In situ measurement of solvent-mediated phase transformations during dissolution testing.

J Pharm Sci 2006 Dec;95(12):2730-7

Division of Pharmaceutical Technology, P.O. Box 56, 00014 University of Helsinki, Finland.

In this study, solvent-mediated phase transformations of theophylline (TP) and nitrofurantoin (NF) were measured in a channel flow intrinsic dissolution test system. The test set-up comprised simultaneous measurement of drug concentration in the dissolution medium (with UV-Vis spectrophotometry) and measurement of the solid-state form of the dissolving solid (in situ with Raman spectroscopy).
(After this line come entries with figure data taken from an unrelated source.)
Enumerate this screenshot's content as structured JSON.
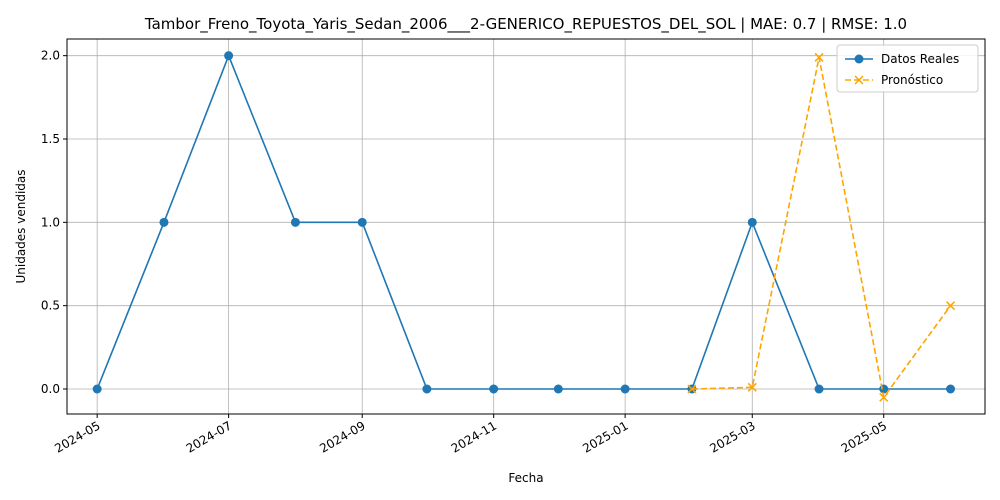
{
  "chart_data": {
    "type": "line",
    "title": "Tambor_Freno_Toyota_Yaris_Sedan_2006___2-GENERICO_REPUESTOS_DEL_SOL | MAE: 0.7 | RMSE: 1.0",
    "xlabel": "Fecha",
    "ylabel": "Unidades vendidas",
    "x_ticks": [
      "2024-05",
      "2024-07",
      "2024-09",
      "2024-11",
      "2025-01",
      "2025-03",
      "2025-05"
    ],
    "y_ticks": [
      "0.0",
      "0.5",
      "1.0",
      "1.5",
      "2.0"
    ],
    "ylim": [
      -0.15,
      2.1
    ],
    "xlim": [
      "2024-04-17",
      "2025-06-17"
    ],
    "grid": true,
    "legend_position": "upper right",
    "series": [
      {
        "name": "Datos Reales",
        "color": "#1f77b4",
        "line_style": "solid",
        "marker": "circle",
        "x": [
          "2024-05-01",
          "2024-06-01",
          "2024-07-01",
          "2024-08-01",
          "2024-09-01",
          "2024-10-01",
          "2024-11-01",
          "2024-12-01",
          "2025-01-01",
          "2025-02-01",
          "2025-03-01",
          "2025-04-01",
          "2025-05-01",
          "2025-06-01"
        ],
        "values": [
          0,
          1,
          2,
          1,
          1,
          0,
          0,
          0,
          0,
          0,
          1,
          0,
          0,
          0
        ]
      },
      {
        "name": "Pronóstico",
        "color": "#ffa500",
        "line_style": "dashed",
        "marker": "x",
        "x": [
          "2025-02-01",
          "2025-03-01",
          "2025-04-01",
          "2025-05-01",
          "2025-06-01"
        ],
        "values": [
          0.0,
          0.01,
          1.99,
          -0.05,
          0.5
        ]
      }
    ]
  }
}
The solid phase transformations were also investigated off-line with scanning electron microscopy. TP anhydrate underwent a transformation to TP monohydrate, and NF anhydrate (form beta) to NF monohydrate (form II). Transformation of TP anhydrate to TP monohydrate resulted in a clear decrease in the dissolution rate, while the transformation of NF anhydrate (form beta) to NF monohydrate (form II) could not be linked as clearly to changes in the dissolution rate. The transformation of TP was an order of magnitude faster than that of NF. The presence of a water absorbing excipient, microcrystalline cellulose, was found to delay the onset of the transformation of TP anhydrate. Combining the measurement of drug concentration in the dissolution medium with the solid phase measurement offers a deeper understanding of the solvent-mediated phase transformation phenomena during dissolution.